День выставки наступил быстро. Клуб был украшен гирляндами, на столах стояли пироги от тёти Маши, а на стенах висели их работы – пейзажи Тамары Петровны и эскизы Ксении. Деревенские ходили, рассматривали, шептались.

– Это ты, что ли, нарисовала? – спросил дед Иван, глядя на автопортрет свекрови. – Похожа, только моложе.

– А это чья девочка? – тётя Маша ткнула в рисунок Ксении. – Прямо как живая.

Ксения стояла в стороне, чувствуя, как сердце колотится. Она боялась этой выставки, боялась, что её рисунки никто не поймёт. Но люди смотрели, улыбались, задавали вопросы. А Тамара Петровна, как заправский гид, рассказывала про каждый свой пейзаж.

– Этот закат я видела в первый день, как приехала, – говорила она. – А этот – когда мы с Ксюшей спорили, как тени рисовать.

Ксения слушала и понимала: это не просто выставка. Это их общая история.

Но в разгар вечера случилось то, чего никто не ожидал. В клуб вошёл Дима – раньше, чем обещал. А с ним – высокий мужчина в строгом костюме с папкой под мышкой.

– Ксюш, – Дима подошёл, улыбаясь. – Познакомься, это Олег. Он из галереи в Твери. Я ему про ваши картины рассказал.

– Галереи? – Ксения почувствовала, как пол уходит из-под ног. – Дима, ты серьёзно?

– А что такого? – он подмигнул. – Вы с мамой такие шедевры делаете, грех не показать.

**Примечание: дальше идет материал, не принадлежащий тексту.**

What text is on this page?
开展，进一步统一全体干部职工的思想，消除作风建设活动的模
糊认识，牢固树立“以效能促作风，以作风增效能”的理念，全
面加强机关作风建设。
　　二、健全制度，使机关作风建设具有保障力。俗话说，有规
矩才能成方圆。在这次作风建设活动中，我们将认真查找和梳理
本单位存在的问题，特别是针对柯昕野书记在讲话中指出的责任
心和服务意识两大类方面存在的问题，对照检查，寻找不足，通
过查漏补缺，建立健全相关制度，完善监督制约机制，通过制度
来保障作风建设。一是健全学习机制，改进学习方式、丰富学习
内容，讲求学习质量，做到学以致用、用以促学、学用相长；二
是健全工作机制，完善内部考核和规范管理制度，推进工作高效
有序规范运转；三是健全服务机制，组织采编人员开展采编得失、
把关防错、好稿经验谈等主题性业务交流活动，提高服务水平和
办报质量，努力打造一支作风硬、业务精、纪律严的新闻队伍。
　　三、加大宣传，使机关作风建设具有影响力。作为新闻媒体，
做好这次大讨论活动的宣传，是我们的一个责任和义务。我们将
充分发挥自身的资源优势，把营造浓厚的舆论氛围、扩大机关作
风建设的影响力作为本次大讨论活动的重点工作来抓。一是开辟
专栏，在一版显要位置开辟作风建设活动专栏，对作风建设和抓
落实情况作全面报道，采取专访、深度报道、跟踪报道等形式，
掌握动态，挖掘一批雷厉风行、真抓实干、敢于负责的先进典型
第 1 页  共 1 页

Олег, мужчина с аккуратной бородкой, начал обходить выставку. Он долго смотрел на пейзажи Тамары Петровны, потом на эскизы Ксении.

– Интересно, – сказал он наконец. – Очень… душевно. Особенно вот этот, – он показал на автопортрет свекрови. – И этот, – он кивнул на девочку в поле. – Есть в них что-то настоящее.

Ксения посмотрела на Тамару Петровну. Та стояла, сцепив руки, и в её глазах было что-то, чего Ксения раньше не видела – смесь страха и надежды.

– Мы могли бы взять несколько работ на выставку в Твери, – продолжил Олег. – Если вы, конечно, согласны.

– Согласны? – Тамара Петровна вдруг рассмеялась. – Да я полжизни об этом мечтала!

– А ты, Ксюша? – Дима посмотрел на неё.

Ксения молчала. Её рисунки, её душу могли увидеть сотни людей. Это пугало. Но в то же время… это было то, чего она всегда хотела.

– Согласна, – тихо сказала она.

Вечером, когда гости разошлись, Ксения и Тамара Петровна сидели на веранде. Волга блестела под луной, а в воздухе пахло травой и свободой.

– Знаешь, Ксюша, – сказала свекровь, глядя на реку. – Я сюда ехала, думала, просто отдохну. А оказалось… я себя нашла.

– И я, – призналась Ксения. – Я думала, этот дом – только мой. А теперь… он наш.

Тамара Петровна посмотрела на неё и улыбнулась.

– Может, и правда остаться? – сказала она. – Хотя бы до конца лета.

– Останьтесь, – Ксения взяла её за руку. – Нам ещё много рисовать.

Они сидели молча, слушая, как река шепчет свои истории. И Ксения знала: что бы ни было дальше, этот дом, эта река, эта выставка – всё это теперь часть их обеих.